Trasteó con unos papeles y empezó a recitar:

– El Jedson College fue fundado en 1858 por Josiah T. Jedson, un emigrante escocés que hizo una fortuna en la minería y los ferrocarriles. Eso es tres años antes de que se fundara la Universidad de Washington, así que somos en realidad el centro más antiguo de la ciudad. La intención de Jedson era crear una institución de enseñanza superior, en la que los valores tradicionales coexistieran con la educación en las artes y las ciencias básicas.

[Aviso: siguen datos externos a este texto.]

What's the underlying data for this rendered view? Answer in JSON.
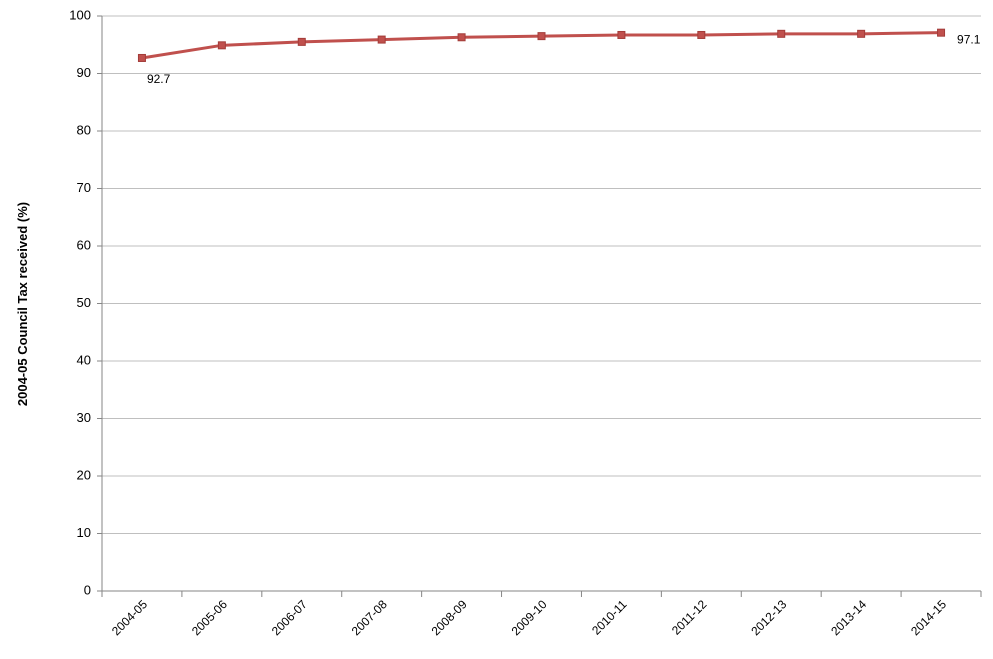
{
  "chart_data": {
    "type": "line",
    "title": "",
    "xlabel": "",
    "ylabel": "2004-05 Council Tax  received (%)",
    "ylim": [
      0,
      100
    ],
    "yticks": [
      0,
      10,
      20,
      30,
      40,
      50,
      60,
      70,
      80,
      90,
      100
    ],
    "grid": true,
    "legend": "none",
    "categories": [
      "2004-05",
      "2005-06",
      "2006-07",
      "2007-08",
      "2008-09",
      "2009-10",
      "2010-11",
      "2011-12",
      "2012-13",
      "2013-14",
      "2014-15"
    ],
    "series": [
      {
        "values": [
          92.7,
          94.9,
          95.5,
          95.9,
          96.3,
          96.5,
          96.7,
          96.7,
          96.9,
          96.9,
          97.1
        ],
        "color": "#c0504d"
      }
    ],
    "data_labels": [
      {
        "index": 0,
        "text": "92.7"
      },
      {
        "index": 10,
        "text": "97.1"
      }
    ]
  }
}
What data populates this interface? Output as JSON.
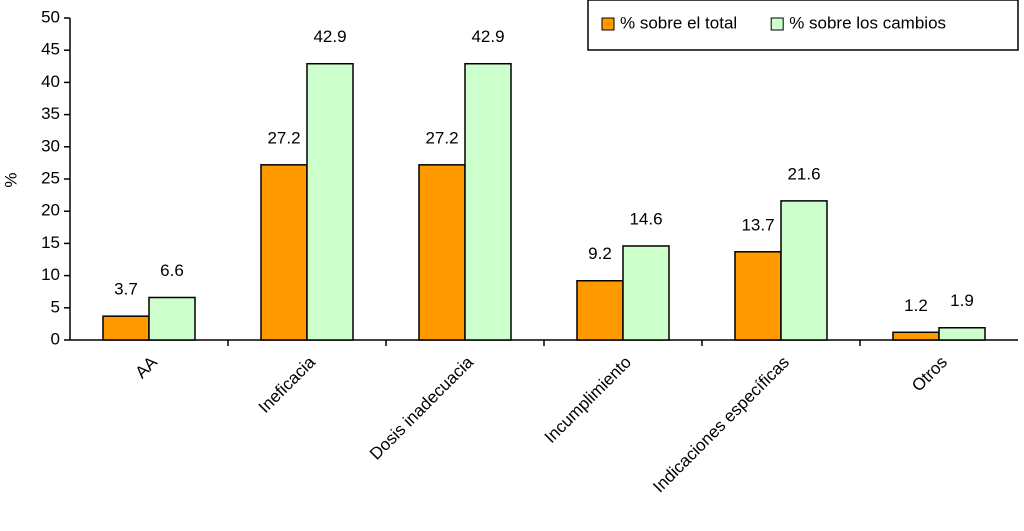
{
  "chart_data": {
    "type": "bar",
    "y_label": "%",
    "categories": [
      "AA",
      "Ineficacia",
      "Dosis inadecuacia",
      "Incumplimiento",
      "Indicaciones específicas",
      "Otros"
    ],
    "series": [
      {
        "name": "% sobre el total",
        "color": "#ff9900",
        "values": [
          3.7,
          27.2,
          27.2,
          9.2,
          13.7,
          1.2
        ]
      },
      {
        "name": "% sobre los cambios",
        "color": "#ccffcc",
        "values": [
          6.6,
          42.9,
          42.9,
          14.6,
          21.6,
          1.9
        ]
      }
    ],
    "ylim": [
      0,
      50
    ],
    "yticks": [
      0,
      5,
      10,
      15,
      20,
      25,
      30,
      35,
      40,
      45,
      50
    ],
    "grid": false,
    "legend": "top-right"
  }
}
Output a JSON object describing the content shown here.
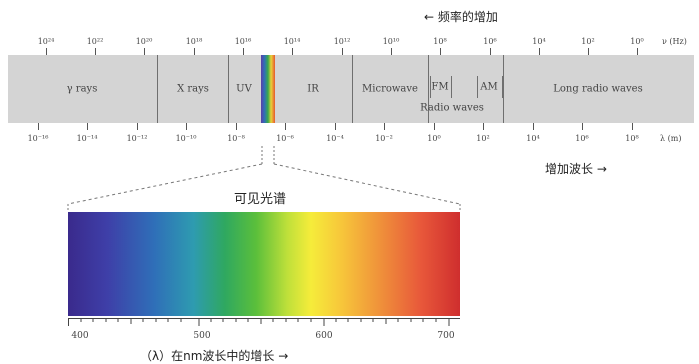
{
  "header": {
    "frequency_note": "← 频率的增加",
    "wavelength_note": "增加波长 →"
  },
  "top_scale": {
    "ticks": [
      "10²⁴",
      "10²²",
      "10²⁰",
      "10¹⁸",
      "10¹⁶",
      "10¹⁴",
      "10¹²",
      "10¹⁰",
      "10⁸",
      "10⁶",
      "10⁴",
      "10²",
      "10⁰"
    ],
    "unit": "ν (Hz)"
  },
  "bottom_scale": {
    "ticks": [
      "10⁻¹⁶",
      "10⁻¹⁴",
      "10⁻¹²",
      "10⁻¹⁰",
      "10⁻⁸",
      "10⁻⁶",
      "10⁻⁴",
      "10⁻²",
      "10⁰",
      "10²",
      "10⁴",
      "10⁶",
      "10⁸"
    ],
    "unit": "λ (m)"
  },
  "regions": [
    {
      "label": "γ rays"
    },
    {
      "label": "X rays"
    },
    {
      "label": "UV"
    },
    {
      "label": "IR"
    },
    {
      "label": "Microwave"
    },
    {
      "label": "FM"
    },
    {
      "label": "AM"
    },
    {
      "label": "Radio waves"
    },
    {
      "label": "Long radio waves"
    }
  ],
  "visible": {
    "title": "可见光谱",
    "ticks": [
      "400",
      "500",
      "600",
      "700"
    ],
    "axis_label": "（λ）在nm波长中的增长 →"
  },
  "colors": {
    "band": "#d4d4d4",
    "visible_stripe": [
      "#5a3fa8",
      "#2f6fb8",
      "#3aa84a",
      "#e8d23a",
      "#e8582e"
    ]
  }
}
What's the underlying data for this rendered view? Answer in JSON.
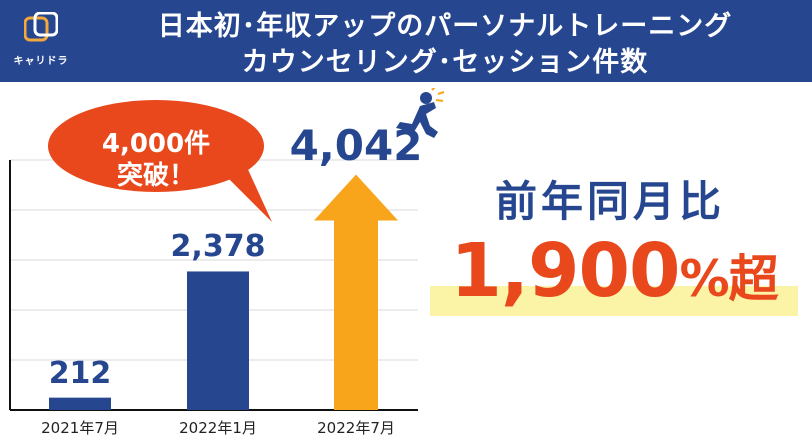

Hasta el día actual, los fondos principales para el mantenimiento del College provienen de la anualidad que recibimos de la Fundación Jedson, aunque también tenemos otras fuentes de ingresos.

– Tengo entendido que la matrícula es bastante alta.

– La matrícula – frunció el entrecejo -, es de doce mil dólares al año, más la pensión, gastos administrativos y otros misceláneos.

Silbé.

– ¿Conceden ustedes becas?

– Cada año se concede un pequeño número de becas para los estudiantes merecedores de las mismas, pero no hay ningún programa amplio de ayuda financiera.

– Entonces, no están ustedes interesados en atraer estudiantes de un amplio abanico socioeconómico.

– No especialmente, no.

Se quitó las gafas, dejó a un lado el material escrito que tenía preparado y me miró miopemente.

– Espero que no sigamos con esa línea particular de preguntas.

– ¿Y por qué no, Margaret?

Movió los labios, como comprobando el tamaño de diversas palabras no pronunciadas y rechazándolas todas.

– Alex -dijo-, ¿puedo hablarle off the record, de un escritor a otro?